Next morning, Sofocleos and two other Greek-Cypriots failed to turn up for work at 11 am, and when the remainder refused to prepare the bedrooms for guests expected that afternoon, soldiers at Government House were instructed to carry out a detailed search of every bedroom and every piece of furniture. Lance Corporal Peter Welch of the King’s Royal Rifles Corps, who was Harding’s orderly, and Guardsman Ball of the Grenadier Guards were checking the Hardings’ bedroom when they discovered the bomb. Lady Harding, who was writing in her boudoir, ignored their warning to leave. The Guard Commander, Second Lieutenant Michael Buckley of the Norfolks, then arrived and after carefully edging the device on to a dustpan, he deposited it in a sandbagged slit trench. About three seconds later, the bomb exploded with such force that it ‘would have demolished half of Government House’. The explosion was heard five miles away. A bomb disposal officer later confirmed that the device was the same design as the one that had damaged the Hermes on 4 March and had probably been made by the same person. The attempted assassination was a well-planned operation that foundered because Sofocleos had not noticed that Harding invariably slept with his bedroom window open. Furthermore, the night of 21/22 March was also chillier than usual. It was another major breach of security attributable only to a Greek-Cypriot employee, so Harding had little alternative but dismiss the twelve Greek-Cypriot staff, some with decades of service at Government House behind them. Buckley was awarded the MBE ‘for the calm and gallant way’ in which he had disposed of the bomb.

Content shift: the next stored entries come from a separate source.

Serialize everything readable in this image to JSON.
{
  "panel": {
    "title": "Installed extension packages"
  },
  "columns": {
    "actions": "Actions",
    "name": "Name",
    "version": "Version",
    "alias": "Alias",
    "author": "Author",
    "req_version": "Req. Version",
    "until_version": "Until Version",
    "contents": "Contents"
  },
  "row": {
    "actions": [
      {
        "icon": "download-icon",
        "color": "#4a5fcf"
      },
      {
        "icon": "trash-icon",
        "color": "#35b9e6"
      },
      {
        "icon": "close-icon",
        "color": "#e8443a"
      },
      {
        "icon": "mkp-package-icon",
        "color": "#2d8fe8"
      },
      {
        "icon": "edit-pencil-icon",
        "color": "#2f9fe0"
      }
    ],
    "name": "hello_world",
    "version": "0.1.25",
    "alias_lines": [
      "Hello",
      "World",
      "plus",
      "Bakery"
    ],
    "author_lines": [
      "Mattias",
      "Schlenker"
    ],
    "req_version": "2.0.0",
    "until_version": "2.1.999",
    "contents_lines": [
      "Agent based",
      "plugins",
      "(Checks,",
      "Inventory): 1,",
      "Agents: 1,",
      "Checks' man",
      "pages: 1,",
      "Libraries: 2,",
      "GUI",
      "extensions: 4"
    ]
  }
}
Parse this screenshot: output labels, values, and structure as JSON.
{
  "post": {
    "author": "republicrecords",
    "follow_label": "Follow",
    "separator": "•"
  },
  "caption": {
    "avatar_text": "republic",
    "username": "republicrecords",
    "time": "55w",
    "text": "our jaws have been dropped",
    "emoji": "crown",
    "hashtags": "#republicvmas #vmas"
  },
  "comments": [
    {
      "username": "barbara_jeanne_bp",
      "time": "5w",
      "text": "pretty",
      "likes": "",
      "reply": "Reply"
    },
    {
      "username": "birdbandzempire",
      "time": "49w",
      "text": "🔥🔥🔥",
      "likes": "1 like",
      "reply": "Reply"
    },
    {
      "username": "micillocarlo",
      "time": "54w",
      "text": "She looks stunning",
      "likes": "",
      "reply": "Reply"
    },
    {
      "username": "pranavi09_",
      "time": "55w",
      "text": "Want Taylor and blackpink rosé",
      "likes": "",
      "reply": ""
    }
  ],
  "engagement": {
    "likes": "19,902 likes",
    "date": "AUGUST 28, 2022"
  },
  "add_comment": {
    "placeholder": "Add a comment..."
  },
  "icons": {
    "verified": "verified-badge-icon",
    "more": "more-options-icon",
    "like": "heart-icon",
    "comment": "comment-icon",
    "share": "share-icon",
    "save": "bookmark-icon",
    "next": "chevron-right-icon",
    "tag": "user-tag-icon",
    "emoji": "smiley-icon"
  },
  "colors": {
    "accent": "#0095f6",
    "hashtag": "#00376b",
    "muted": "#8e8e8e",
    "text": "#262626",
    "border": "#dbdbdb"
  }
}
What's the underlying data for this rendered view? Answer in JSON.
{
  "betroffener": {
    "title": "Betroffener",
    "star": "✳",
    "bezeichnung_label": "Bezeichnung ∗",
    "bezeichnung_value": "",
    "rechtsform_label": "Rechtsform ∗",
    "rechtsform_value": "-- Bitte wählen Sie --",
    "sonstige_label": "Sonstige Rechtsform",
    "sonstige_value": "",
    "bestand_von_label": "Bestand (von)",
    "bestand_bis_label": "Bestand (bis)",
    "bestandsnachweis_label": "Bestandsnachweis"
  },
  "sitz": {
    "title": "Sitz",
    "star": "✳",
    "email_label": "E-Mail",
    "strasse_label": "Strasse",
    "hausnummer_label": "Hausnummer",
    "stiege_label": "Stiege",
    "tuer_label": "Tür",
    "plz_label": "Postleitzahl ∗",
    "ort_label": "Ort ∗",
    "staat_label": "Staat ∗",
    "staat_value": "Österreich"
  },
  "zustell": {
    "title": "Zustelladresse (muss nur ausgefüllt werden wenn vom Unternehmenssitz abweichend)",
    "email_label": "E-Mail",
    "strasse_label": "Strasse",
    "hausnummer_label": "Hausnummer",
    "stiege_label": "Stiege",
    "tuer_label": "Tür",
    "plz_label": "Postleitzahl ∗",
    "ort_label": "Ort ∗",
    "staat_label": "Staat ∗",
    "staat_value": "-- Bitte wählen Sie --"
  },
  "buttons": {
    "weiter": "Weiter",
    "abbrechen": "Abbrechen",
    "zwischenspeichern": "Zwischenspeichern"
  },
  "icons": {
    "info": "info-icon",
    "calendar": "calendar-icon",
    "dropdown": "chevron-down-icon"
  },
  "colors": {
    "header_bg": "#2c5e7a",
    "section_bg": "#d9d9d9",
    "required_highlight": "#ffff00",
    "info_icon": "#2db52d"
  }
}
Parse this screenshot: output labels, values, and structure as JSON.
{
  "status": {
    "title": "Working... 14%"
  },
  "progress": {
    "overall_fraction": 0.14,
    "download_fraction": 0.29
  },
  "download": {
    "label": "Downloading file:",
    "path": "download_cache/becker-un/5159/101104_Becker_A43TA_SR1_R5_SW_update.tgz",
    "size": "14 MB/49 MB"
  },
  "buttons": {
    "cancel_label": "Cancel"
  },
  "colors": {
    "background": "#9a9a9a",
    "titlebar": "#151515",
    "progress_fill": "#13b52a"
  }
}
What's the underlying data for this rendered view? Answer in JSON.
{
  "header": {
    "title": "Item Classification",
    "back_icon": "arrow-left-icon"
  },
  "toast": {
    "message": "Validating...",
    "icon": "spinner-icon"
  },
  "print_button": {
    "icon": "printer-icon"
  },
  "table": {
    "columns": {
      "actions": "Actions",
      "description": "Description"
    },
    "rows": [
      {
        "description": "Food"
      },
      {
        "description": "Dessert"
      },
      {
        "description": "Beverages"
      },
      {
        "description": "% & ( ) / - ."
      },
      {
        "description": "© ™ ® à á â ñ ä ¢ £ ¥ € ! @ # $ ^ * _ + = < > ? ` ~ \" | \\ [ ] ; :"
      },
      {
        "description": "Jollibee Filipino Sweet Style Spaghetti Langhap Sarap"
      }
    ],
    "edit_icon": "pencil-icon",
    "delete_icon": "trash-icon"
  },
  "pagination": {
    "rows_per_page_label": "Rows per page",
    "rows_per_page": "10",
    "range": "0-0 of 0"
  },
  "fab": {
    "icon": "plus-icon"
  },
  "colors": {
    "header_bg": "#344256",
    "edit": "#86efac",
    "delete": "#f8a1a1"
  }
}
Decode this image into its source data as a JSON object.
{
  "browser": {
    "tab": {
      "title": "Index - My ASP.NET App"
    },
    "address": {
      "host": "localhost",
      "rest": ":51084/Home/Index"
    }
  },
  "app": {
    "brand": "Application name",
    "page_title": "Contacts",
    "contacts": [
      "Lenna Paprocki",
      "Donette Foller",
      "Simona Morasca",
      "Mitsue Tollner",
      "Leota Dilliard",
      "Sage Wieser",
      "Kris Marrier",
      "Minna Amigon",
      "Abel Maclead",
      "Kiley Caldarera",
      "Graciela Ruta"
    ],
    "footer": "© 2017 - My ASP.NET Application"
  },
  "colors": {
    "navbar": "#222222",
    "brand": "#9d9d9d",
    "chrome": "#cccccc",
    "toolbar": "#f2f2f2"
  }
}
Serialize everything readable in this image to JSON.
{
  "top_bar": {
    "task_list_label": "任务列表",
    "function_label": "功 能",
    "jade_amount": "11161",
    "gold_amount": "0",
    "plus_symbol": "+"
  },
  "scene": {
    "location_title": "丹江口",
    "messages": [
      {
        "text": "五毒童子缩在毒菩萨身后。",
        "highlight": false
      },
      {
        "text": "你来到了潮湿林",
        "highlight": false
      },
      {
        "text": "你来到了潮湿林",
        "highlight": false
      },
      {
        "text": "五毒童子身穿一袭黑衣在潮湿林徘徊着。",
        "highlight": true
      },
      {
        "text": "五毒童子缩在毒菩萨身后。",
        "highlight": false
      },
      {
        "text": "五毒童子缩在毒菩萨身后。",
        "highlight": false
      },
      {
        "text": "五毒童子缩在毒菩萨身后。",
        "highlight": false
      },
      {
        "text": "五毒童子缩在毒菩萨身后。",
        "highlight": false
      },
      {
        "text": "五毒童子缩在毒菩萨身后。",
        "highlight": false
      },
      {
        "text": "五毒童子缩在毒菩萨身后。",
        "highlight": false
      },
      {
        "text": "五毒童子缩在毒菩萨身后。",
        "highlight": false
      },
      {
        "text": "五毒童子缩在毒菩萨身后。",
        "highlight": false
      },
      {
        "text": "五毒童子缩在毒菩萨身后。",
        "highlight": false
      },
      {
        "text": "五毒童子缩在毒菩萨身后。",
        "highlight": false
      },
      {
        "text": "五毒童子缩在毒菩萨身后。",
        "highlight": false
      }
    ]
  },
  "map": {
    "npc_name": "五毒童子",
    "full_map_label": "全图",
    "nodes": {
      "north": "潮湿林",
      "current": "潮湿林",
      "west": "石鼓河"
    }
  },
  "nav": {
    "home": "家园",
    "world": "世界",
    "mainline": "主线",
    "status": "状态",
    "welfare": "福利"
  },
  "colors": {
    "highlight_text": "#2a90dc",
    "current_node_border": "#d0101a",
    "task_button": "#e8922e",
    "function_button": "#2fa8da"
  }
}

Attacks on patrols continued. On 29 March a Leicesters vehicle patrol was ambushed in the village of Prelates and the driver of the leading vehicle, Private Ronald Bowman, killed instantly. Out of control, the Land Rover careered into a coffee shop where it burst into flames, killing Lieutenant Jim Walker. An intelligence operation in the area two days later unearthed six illegal shotguns, dozens of Molotov cocktail bombs and Italian ‘Red Devil’ grenades and artillery ammunition that had been recovered from sunken ships. Sixteen suspects were arrested and the village fined £1, 500. Another intelligence operation targeting Kykko Monastery found subversive literature, memos signed by Grivas confirming the link between EOKA and the Cypriot Orthodox Church, a printing press and a quantity of explosives. On 16 April the Larnaca Town Group seized Private Ronnie Shilton of the Leicesters, although the circumstances remain something of a mystery. A week later on the 23rd, Turkey’s National Independence Day celebrations descended into sectarian riots in which shops were set alight. In spite of 21 Army Fire Brigade RASC assisting civilian fire crews, a serious confrontation developed in a bonded tobacco warehouse and a Turkish-Cypriot employee was shot dead by a Turkish policeman. A few hours later, Iakovos Patsatsos was one of two gunmen who attempted to murder a Greek-Cypriot policeman outside Nicosia Central Police and then shot Constable Nihat Basif as he ran to help his colleague; but as the two gunmen were leaving the scene on their bicycles, several Turkish-Cypriot women pushed them off and seized Patsatsos. He was beaten up by an angry crowd before being handed over to the police. He had been involved in the plot to kill Harding. The situation deteriorated when angry Turkish-Cypriots marched to the Greek-Cypriot quarter of Goldsmith Street, and Assistant Superintendent Willis placed himself in front of the mob. A Royal Horse Guard troop then arrived and marshalled about 400 rioters into a temporary cage at Metaxas Square. A twelve-hour curfew in the area was maintained by 1 Warwicks. Over the next two days there were further sectarian clashes, and several bombs were thrown at the cage.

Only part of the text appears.